The latest firmware update for the Pioneer 51/05 players has been posted to the US site. We are up to 1.39, and it bears the distinction of being the only update so far that does not include a "Performance Enhancement" in the update description. Although the Pioneer site does not list any details, the below list was originally posted by Raniel-Atero over at AVS. Actually, this update addresses several specific issues related to BD playback stability:

Ver.1.39 (released on March 1, 2010)
Fixes the following issues.
- In certain BD title "2012", playback cannot be started with black screen.
- In certain BD title "Leon: The Professional", certain operations (chapter search, fast-forward and forward skip) cannot be done for chapter #23 or later.
- In certain BD title "GOEMON", out of synchronization with audio and video after searching chapters.
- In certain BD title "FLUTE MYSTERY", audio format cannot be changed by color (red/yellow) buttons after using "Audio" button, also audio format indication cannot be changed by color (red/yellow) buttons after using "Audio" button.
- In certain BD title "WORLDS GREATEST DAD" with no LAN connection, playback cannot be started with black screen.
- In certain BD title "Mutant Chronicles" with no LAN connection, playback cannot be started with black screen.
- In certain AVCHD discs, playback cannot be started.
- In certain DVD title "Schiller - Tagtraum", playback stops with message "Cannot be played".
- In certain self-made DVD, playback stops at certain points (15 seconds after stopping time counter displayed on front panel).
- In certain CD title "daniel barenboim MOZART piano trios" (double album), track #2 playback is automatically started after playing final track (track #9) of disc #1.

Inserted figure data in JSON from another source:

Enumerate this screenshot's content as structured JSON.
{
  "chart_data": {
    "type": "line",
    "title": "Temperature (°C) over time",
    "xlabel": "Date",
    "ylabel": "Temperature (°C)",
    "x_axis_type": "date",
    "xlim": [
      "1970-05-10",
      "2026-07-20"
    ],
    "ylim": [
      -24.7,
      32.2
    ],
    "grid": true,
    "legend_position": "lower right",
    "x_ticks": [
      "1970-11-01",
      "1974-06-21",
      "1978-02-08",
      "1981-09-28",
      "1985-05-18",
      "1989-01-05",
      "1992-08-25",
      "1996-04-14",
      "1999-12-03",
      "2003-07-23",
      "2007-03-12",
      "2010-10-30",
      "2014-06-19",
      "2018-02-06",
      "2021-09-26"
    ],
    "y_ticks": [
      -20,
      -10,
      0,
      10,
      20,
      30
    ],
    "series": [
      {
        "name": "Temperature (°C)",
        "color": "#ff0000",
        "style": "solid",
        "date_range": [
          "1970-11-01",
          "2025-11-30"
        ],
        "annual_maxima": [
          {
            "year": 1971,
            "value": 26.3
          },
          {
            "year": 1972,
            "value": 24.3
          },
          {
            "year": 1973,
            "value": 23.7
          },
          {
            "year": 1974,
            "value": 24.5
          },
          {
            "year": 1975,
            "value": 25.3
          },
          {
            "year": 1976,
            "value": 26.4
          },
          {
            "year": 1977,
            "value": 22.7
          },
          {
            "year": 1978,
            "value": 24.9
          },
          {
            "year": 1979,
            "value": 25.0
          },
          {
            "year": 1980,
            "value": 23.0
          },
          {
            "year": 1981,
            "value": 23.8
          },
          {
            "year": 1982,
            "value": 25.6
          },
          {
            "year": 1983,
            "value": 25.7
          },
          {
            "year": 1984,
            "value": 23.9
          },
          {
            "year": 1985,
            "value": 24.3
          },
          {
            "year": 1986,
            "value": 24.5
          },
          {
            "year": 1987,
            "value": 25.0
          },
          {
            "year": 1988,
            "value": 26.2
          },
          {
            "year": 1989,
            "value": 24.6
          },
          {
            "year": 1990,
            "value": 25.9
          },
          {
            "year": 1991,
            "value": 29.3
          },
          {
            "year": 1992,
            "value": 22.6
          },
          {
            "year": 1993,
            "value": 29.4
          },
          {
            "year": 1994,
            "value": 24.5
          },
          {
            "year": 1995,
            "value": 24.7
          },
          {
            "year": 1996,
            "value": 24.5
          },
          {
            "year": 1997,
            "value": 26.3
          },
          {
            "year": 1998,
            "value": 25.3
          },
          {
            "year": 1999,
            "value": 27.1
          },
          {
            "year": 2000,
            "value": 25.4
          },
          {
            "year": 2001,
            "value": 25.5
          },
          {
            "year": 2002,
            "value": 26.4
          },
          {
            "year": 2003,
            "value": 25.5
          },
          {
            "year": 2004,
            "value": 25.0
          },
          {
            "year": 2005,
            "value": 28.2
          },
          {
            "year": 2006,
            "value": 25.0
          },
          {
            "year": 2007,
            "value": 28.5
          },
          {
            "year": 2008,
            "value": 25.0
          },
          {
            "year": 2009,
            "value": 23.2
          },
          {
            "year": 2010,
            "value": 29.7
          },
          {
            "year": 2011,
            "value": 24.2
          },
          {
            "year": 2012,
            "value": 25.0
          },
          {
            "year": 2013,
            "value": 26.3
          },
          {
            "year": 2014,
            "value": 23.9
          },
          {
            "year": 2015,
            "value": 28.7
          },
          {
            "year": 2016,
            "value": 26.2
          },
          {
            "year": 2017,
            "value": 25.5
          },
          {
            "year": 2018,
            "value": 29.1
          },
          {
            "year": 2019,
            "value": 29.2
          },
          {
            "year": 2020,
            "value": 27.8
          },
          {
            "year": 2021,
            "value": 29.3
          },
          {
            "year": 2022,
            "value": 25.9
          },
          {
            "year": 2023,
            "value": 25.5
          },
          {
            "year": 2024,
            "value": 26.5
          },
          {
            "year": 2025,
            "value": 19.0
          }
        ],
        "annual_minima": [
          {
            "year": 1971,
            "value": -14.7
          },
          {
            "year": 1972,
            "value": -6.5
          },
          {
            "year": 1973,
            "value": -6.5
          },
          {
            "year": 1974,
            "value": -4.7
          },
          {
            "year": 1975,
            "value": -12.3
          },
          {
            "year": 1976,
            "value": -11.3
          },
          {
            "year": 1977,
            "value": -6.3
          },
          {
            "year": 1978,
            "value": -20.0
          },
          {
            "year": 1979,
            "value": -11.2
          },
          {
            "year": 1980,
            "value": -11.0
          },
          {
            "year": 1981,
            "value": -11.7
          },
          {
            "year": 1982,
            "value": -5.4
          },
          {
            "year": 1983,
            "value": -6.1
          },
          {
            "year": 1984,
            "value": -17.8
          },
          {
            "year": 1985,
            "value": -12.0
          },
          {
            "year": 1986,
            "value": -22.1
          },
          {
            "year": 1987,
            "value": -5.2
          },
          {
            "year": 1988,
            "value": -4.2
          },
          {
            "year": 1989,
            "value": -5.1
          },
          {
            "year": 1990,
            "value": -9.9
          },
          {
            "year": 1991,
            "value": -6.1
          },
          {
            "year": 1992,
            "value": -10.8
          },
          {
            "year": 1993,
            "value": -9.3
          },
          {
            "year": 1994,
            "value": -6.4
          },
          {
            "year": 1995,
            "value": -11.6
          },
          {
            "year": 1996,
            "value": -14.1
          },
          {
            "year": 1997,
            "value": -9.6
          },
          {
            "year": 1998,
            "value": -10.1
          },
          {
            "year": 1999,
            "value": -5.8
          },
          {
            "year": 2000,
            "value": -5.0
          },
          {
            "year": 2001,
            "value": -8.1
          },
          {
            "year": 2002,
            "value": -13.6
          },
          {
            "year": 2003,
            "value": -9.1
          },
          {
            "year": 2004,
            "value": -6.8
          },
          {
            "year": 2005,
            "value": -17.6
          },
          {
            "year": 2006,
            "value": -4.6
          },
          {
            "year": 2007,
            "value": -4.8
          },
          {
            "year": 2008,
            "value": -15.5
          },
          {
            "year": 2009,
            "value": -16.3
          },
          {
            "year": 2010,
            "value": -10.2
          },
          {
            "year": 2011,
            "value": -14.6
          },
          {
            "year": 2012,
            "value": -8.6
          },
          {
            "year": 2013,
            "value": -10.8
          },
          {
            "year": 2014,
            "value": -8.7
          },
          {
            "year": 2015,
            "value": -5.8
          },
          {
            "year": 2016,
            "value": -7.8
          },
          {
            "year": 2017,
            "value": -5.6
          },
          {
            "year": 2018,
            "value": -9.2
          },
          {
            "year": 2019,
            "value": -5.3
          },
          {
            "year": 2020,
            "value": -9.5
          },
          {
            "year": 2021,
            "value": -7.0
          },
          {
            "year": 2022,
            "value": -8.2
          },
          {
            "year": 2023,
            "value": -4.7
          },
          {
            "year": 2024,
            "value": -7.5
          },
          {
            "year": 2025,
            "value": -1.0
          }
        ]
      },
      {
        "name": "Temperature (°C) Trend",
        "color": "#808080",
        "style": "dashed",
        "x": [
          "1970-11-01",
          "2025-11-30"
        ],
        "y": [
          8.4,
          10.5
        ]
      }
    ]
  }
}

Sadly, this still did not fix the AVCHD problem with True24FPS encodings (as opposed to 23.976FPS)... Oh well, at least we are still getting updates (the glass is half full...)


----------



## Jungle Jack

Hello,
There is another new Firmware that is available from Pioneer Europe. It is 1.65 and allows the Playback of Avatar and also they state Performance Improvement.
Here is the link as it has not been released to the US Pioneer Website: http://www.pioneer.co.uk/uk/content/support/support/upgrade/BDP.html

I downloaded it this morning and Avatar playback perfectly. I believe without this update, the Disc will not play.
Cheers,
JJ


----------



## Vader

Thanx, Jungle Jack!

Pioneer actually broke with their traditional delay between the Euro FW and the US one (about two weeks), by posting the FW on their US site this afternoon. From what I understand, the US FW is 100% bit-for-bit identical to the Euro version anyway, but at least it is official now. So far, no one has posted any benefit other than enabling 'Avatar' to play, but only time will tell! Time to go watch me some Avatar (on my new plasma, no less...)


----------



## Vader

Hi all,

The latest firmware for the 51/05 players has been posted to the USA site (albeit you have to a little searching to find it; the player has been archived): v1.70. All that the change log states is that it improves the stability of BD-ROM playback, so take that as you will. At this point, I am inclined to believe that any updates we get will be for compatibility issues with specific titles.


----------



## Jungle Jack

Hello,
Nice. I have recently switched to a PC and will have to learn how to burn ISO Files as it could not be easier on my Macbook Pro.
Cheers,
JJ


----------



## Vader

For all of us diehards out there who have stuck with this player, the newest firmware (v1.71) has been posted to the Pioneer site. As before, the change description just says "Enhances stability of BD-ROM/DVD-Video playback". If only the player was in the state it is now on release, then it would be considered one of the best, all things (except loading speed) considered, at least by me. Onward to 1.72...!


----------



## Jungle Jack

Hello,
I still love these BDP's and they boast a much higher Build Quality and Parts then most BDP's currently out there.
Cheers,
JJ


----------



## Gugu

Hi all, 

1.71 had a lot of problems, regarding new BD releases, but finally 1.72 is out, which fixes all the problems with recent titles. Grab it from the usual place, it is a must if you are on 1.71 ! 

Regards: Gustav


----------



## HanaS

I have the 1.72 I like it alot!!!


----------